Because I was sure that I was cultivating a superpower (while avoiding the pain of being seen), I considered invisibility an asset. I held it dear, and still do today. I don’t mind that I can be the life of the party or a quiet observer, depending on my mood. I covet my ability to leave any room silently and unnoticeably. But is there really no cost?
Over the last couple weeks, I have been going through massive indecision, regret, emotional pain and self-doubt. I have been deeply sad. I have been scared as hell. I have been confused and muddy. I have been all the things that if someone you loved expressed to your face you would hold them close and not let go. You would worry and offer them a warm bed and a bowl of soup. You would take their hand and comfort them. You would ask, what can I do? Who can I call? How do we get through this together?

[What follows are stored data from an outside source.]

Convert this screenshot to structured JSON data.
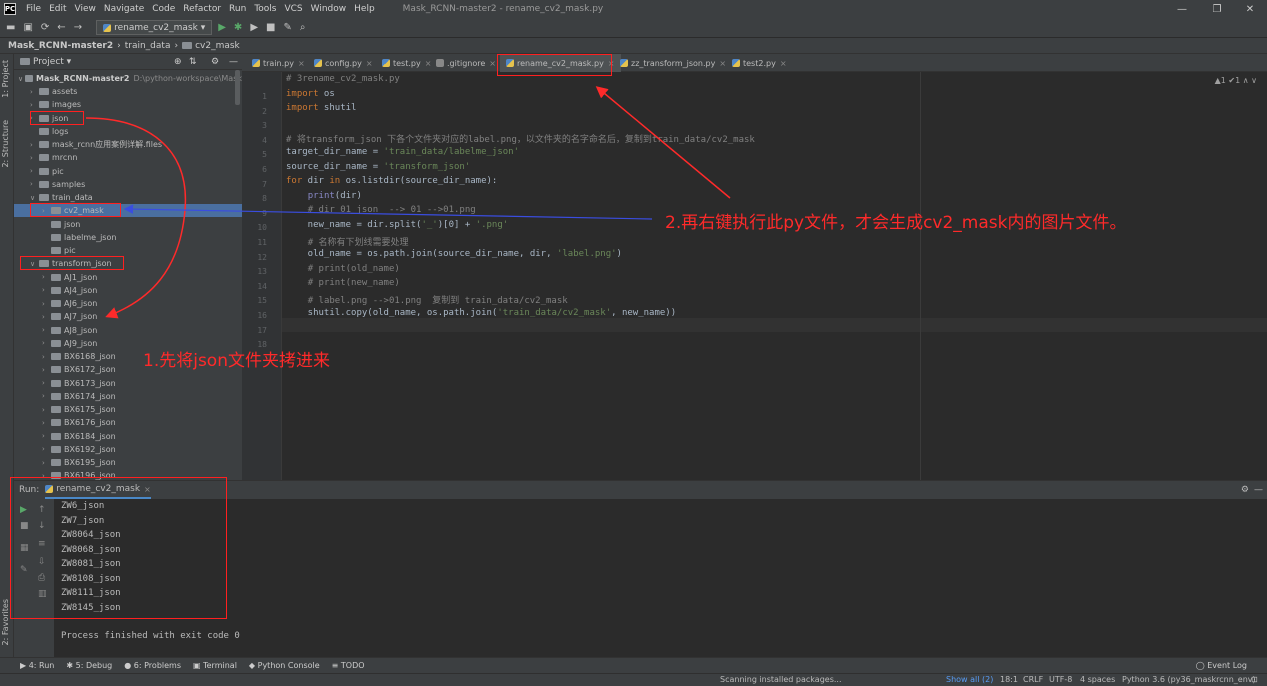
{
  "menubar": {
    "app_icon": "PC",
    "items": [
      "File",
      "Edit",
      "View",
      "Navigate",
      "Code",
      "Refactor",
      "Run",
      "Tools",
      "VCS",
      "Window",
      "Help"
    ],
    "window_title": "Mask_RCNN-master2 - rename_cv2_mask.py"
  },
  "toolbar": {
    "run_config": "rename_cv2_mask"
  },
  "breadcrumb": [
    "Mask_RCNN-master2",
    "train_data",
    "cv2_mask"
  ],
  "left_strip": {
    "project": "1: Project",
    "structure": "2: Structure",
    "favorites": "2: Favorites"
  },
  "project_panel": {
    "title": "Project",
    "root": "Mask_RCNN-master2",
    "root_path": "D:\\python-workspace\\Mask",
    "items": [
      {
        "label": "assets",
        "indent": 1,
        "arrow": "right"
      },
      {
        "label": "images",
        "indent": 1,
        "arrow": "right"
      },
      {
        "label": "json",
        "indent": 1,
        "arrow": "right"
      },
      {
        "label": "logs",
        "indent": 1,
        "arrow": ""
      },
      {
        "label": "mask_rcnn应用案例详解.files",
        "indent": 1,
        "arrow": "right"
      },
      {
        "label": "mrcnn",
        "indent": 1,
        "arrow": "right"
      },
      {
        "label": "pic",
        "indent": 1,
        "arrow": "right"
      },
      {
        "label": "samples",
        "indent": 1,
        "arrow": "right"
      },
      {
        "label": "train_data",
        "indent": 1,
        "arrow": "down"
      },
      {
        "label": "cv2_mask",
        "indent": 2,
        "arrow": "right"
      },
      {
        "label": "json",
        "indent": 2,
        "arrow": ""
      },
      {
        "label": "labelme_json",
        "indent": 2,
        "arrow": ""
      },
      {
        "label": "pic",
        "indent": 2,
        "arrow": ""
      },
      {
        "label": "transform_json",
        "indent": 1,
        "arrow": "down"
      },
      {
        "label": "AJ1_json",
        "indent": 2,
        "arrow": "right"
      },
      {
        "label": "AJ4_json",
        "indent": 2,
        "arrow": "right"
      },
      {
        "label": "AJ6_json",
        "indent": 2,
        "arrow": "right"
      },
      {
        "label": "AJ7_json",
        "indent": 2,
        "arrow": "right"
      },
      {
        "label": "AJ8_json",
        "indent": 2,
        "arrow": "right"
      },
      {
        "label": "AJ9_json",
        "indent": 2,
        "arrow": "right"
      },
      {
        "label": "BX6168_json",
        "indent": 2,
        "arrow": "right"
      },
      {
        "label": "BX6172_json",
        "indent": 2,
        "arrow": "right"
      },
      {
        "label": "BX6173_json",
        "indent": 2,
        "arrow": "right"
      },
      {
        "label": "BX6174_json",
        "indent": 2,
        "arrow": "right"
      },
      {
        "label": "BX6175_json",
        "indent": 2,
        "arrow": "right"
      },
      {
        "label": "BX6176_json",
        "indent": 2,
        "arrow": "right"
      },
      {
        "label": "BX6184_json",
        "indent": 2,
        "arrow": "right"
      },
      {
        "label": "BX6192_json",
        "indent": 2,
        "arrow": "right"
      },
      {
        "label": "BX6195_json",
        "indent": 2,
        "arrow": "right"
      },
      {
        "label": "BX6196_json",
        "indent": 2,
        "arrow": "right"
      }
    ]
  },
  "editor": {
    "tabs": [
      "train.py",
      "config.py",
      "test.py",
      ".gitignore",
      "rename_cv2_mask.py",
      "zz_transform_json.py",
      "test2.py"
    ],
    "active_tab": "rename_cv2_mask.py",
    "inspection": "▲1 ✔1 ∧ ∨",
    "lines": [
      "# 3rename_cv2_mask.py",
      "import os",
      "import shutil",
      "",
      "# 将transform_json 下各个文件夹对应的label.png，以文件夹的名字命名后，复制到train_data/cv2_mask",
      "target_dir_name = 'train_data/labelme_json'",
      "source_dir_name = 'transform_json'",
      "for dir in os.listdir(source_dir_name):",
      "    print(dir)",
      "    # dir 01_json  --> 01 -->01.png",
      "    new_name = dir.split('_')[0] + '.png'",
      "    # 名称有下划线需要处理",
      "    old_name = os.path.join(source_dir_name, dir, 'label.png')",
      "    # print(old_name)",
      "    # print(new_name)",
      "    # label.png -->01.png  复制到 train_data/cv2_mask",
      "    shutil.copy(old_name, os.path.join('train_data/cv2_mask', new_name))",
      ""
    ]
  },
  "run_panel": {
    "label": "Run:",
    "tab": "rename_cv2_mask",
    "output": [
      "ZW6_json",
      "ZW7_json",
      "ZW8064_json",
      "ZW8068_json",
      "ZW8081_json",
      "ZW8108_json",
      "ZW8111_json",
      "ZW8145_json"
    ],
    "finish": "Process finished with exit code 0"
  },
  "bottom_tabs": [
    "4: Run",
    "5: Debug",
    "6: Problems",
    "Terminal",
    "Python Console",
    "TODO"
  ],
  "event_log": "Event Log",
  "status": {
    "task": "Scanning installed packages...",
    "show_all": "Show all (2)",
    "position": "18:1",
    "line_sep": "CRLF",
    "encoding": "UTF-8",
    "indent": "4 spaces",
    "interpreter": "Python 3.6 (py36_maskrcnn_env)"
  },
  "annotations": {
    "step1": "1.先将json文件夹拷进来",
    "step2": "2.再右键执行此py文件，才会生成cv2_mask内的图片文件。",
    "color": "#ff2a2a"
  }
}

This is the cost. When I most need support, my impulse is to withdraw.
I have come a long way—I cry more, I hide less, I have a few people in my innermost circle who have an idea of what I am feeling. I have a new therapist. I am taking my supplements, I went to yoga, and I got bodywork that I desperately needed. I put my feet in the sand and my back against the cement wall along the strand, and watched a sunset through clenched jaws and rolling tears. I talked out options with trusted friends. Life will continue.
I can’t say with conviction that I am at the bottom of this slippery slope. There is likely more to go. I’m struggling with a lot of decisions right now that affect the structures of my life. I said to a friend, “I feel like the continents inside my body are spreading apart.” Where I live, who I love, how I lead, the uncertainty of parenting. It all feels up in the air right now. I have no idea what’s right. Or next. I feel out of touch with my inner knowing, uncentered. I will probably continue to disappear at times when I’m hurting the most.
But that’s okay. Sometimes we just need a warm enclosed room in which to lie down, break apart, and break through. And then I will emerge.